Pour la première fois dans l’histoire du foot, la coupe du monde devra bel et bien se tenir au Moyen-Orient dans un pays musulman. Un fait historique qui attise de la convoitise dans un monde où tirer les ficelles devient encore très facile.

 

Organiser une fête de foot pour la première fois dans un pays musulman, devrait être un pas significatif pour la Fédération internationale de football (FIFA). Encore moins le Qatar sur qui des boulets rouges pleuvaient jadis pour non-respect des droits de l’homme alors que des efforts titanesques ont pu être remarqués.

 

La Kafala sautée pour la Coupe du monde 2022

 

La « kafala », ce système de parrainage du travailleur auquel le Qatar était fort attaché a été sauté. Ceci, avec un accompagnement de plusieurs organisations de la société civile et même de l’Organisation internationale du travail (OIT) qui a ouvert un bureau à Doha.
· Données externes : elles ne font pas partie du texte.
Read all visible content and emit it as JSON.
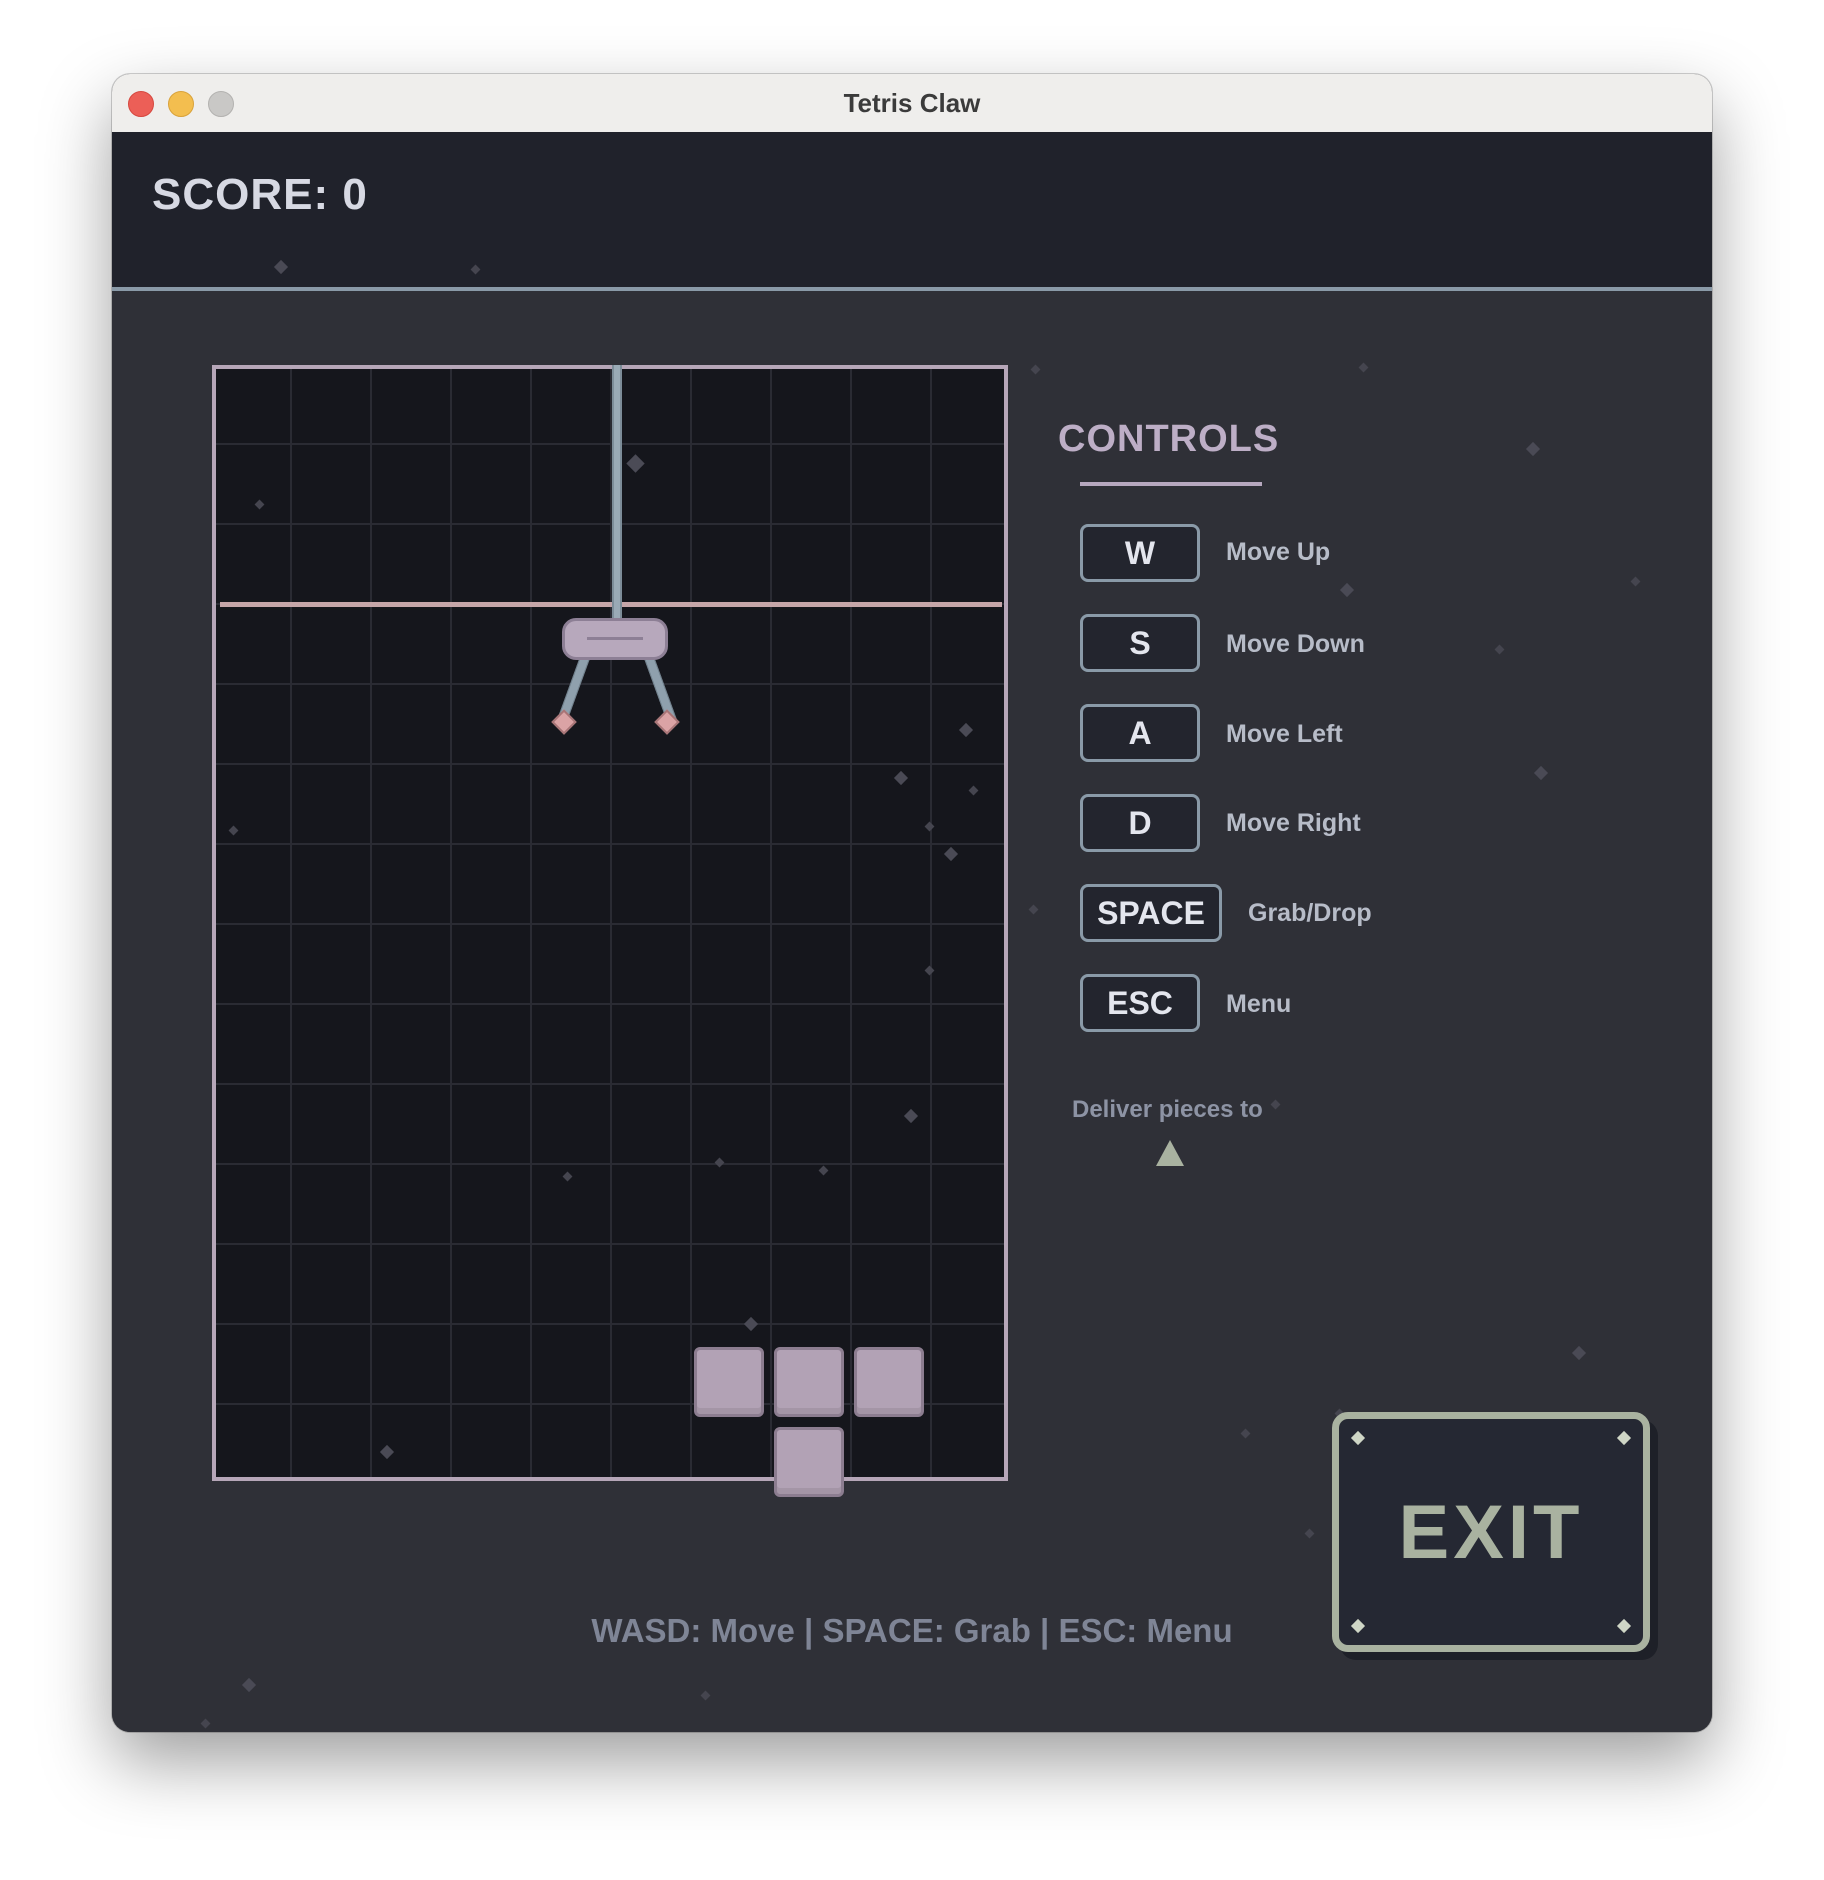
{
  "window": {
    "title": "Tetris Claw"
  },
  "hud": {
    "score": "SCORE: 0"
  },
  "controls": {
    "title": "CONTROLS",
    "items": [
      {
        "key": "W",
        "label": "Move Up"
      },
      {
        "key": "S",
        "label": "Move Down"
      },
      {
        "key": "A",
        "label": "Move Left"
      },
      {
        "key": "D",
        "label": "Move Right"
      },
      {
        "key": "SPACE",
        "label": "Grab/Drop"
      },
      {
        "key": "ESC",
        "label": "Menu"
      }
    ],
    "deliver_text": "Deliver pieces to"
  },
  "exit_button": {
    "label": "EXIT"
  },
  "footer": {
    "hint": "WASD: Move | SPACE: Grab | ESC: Menu"
  },
  "colors": {
    "background": "#2f3037",
    "board": "#15161c",
    "piece": "#b2a2b5",
    "accent": "#a9b2a0",
    "frame": "#8a9aa8"
  }
}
Depuis lors, les réformes vont bon train et il ne serait pas superfétatoire de dire que le Qatar est devenu un modèle dans le Moyen Orient.

 

La crise sanitaire liée à la Covid-19 n’a pas pour autant affecter les ouvriers sur les différents chantiers. Mieux, Doha s’est engagé à hauteur de 825 millions de dollars afin de  couvrir les salaires et la prise en charge de ses ouvriers pendant tout le temps de l’épidémie. Même ceux qui étaient en arrêt et en quarantaine pour cause de contamination étaient payés.

 

La Confédération syndicale internationale (CSI), branche Afrique, faitière de 110 centrales syndicales nationales affiliées dans 52 des 54 pays africains et qui a été sans indulgence vis-à-vis de Doha en matière de respect des droits de l’homme, n’a pas caché son satisfécit face aux progrès réalisés. Le Qatar, rappelle CSI Afrique, a mis en place, une Commission pour revoir le taux de salaire minimum national, et pour cause, les migrants dont les employeurs fournissent du logement et repas vont percevoir un salaire minimum de 1000 QAR, environ 274$USD. Ceux sans logements devront être à 410$ USD.

 

Nous exhortons les autres pays du Moyen-Orient et les États du Conseil de coopération du Golfe (CCG) à imiter ces actions du Qatar afin que la dignité humaine et professionnelle des travailleurs migrants puisse être sécurisée“, avait écrit le 7 septembre 2020, le Secrétaire général de CSI Afrique, Kwasi Adu-Amankwah.

 

Si l’Organisation d’une coupe du monde peut aider à tirer les pays pour respecter des standards mondialement reconnus, pourquoi alors appeler à des boycotts? Pourquoi alors lancer des boulets rouges contre Doha? Pourquoi ces mauvais tirs croisés?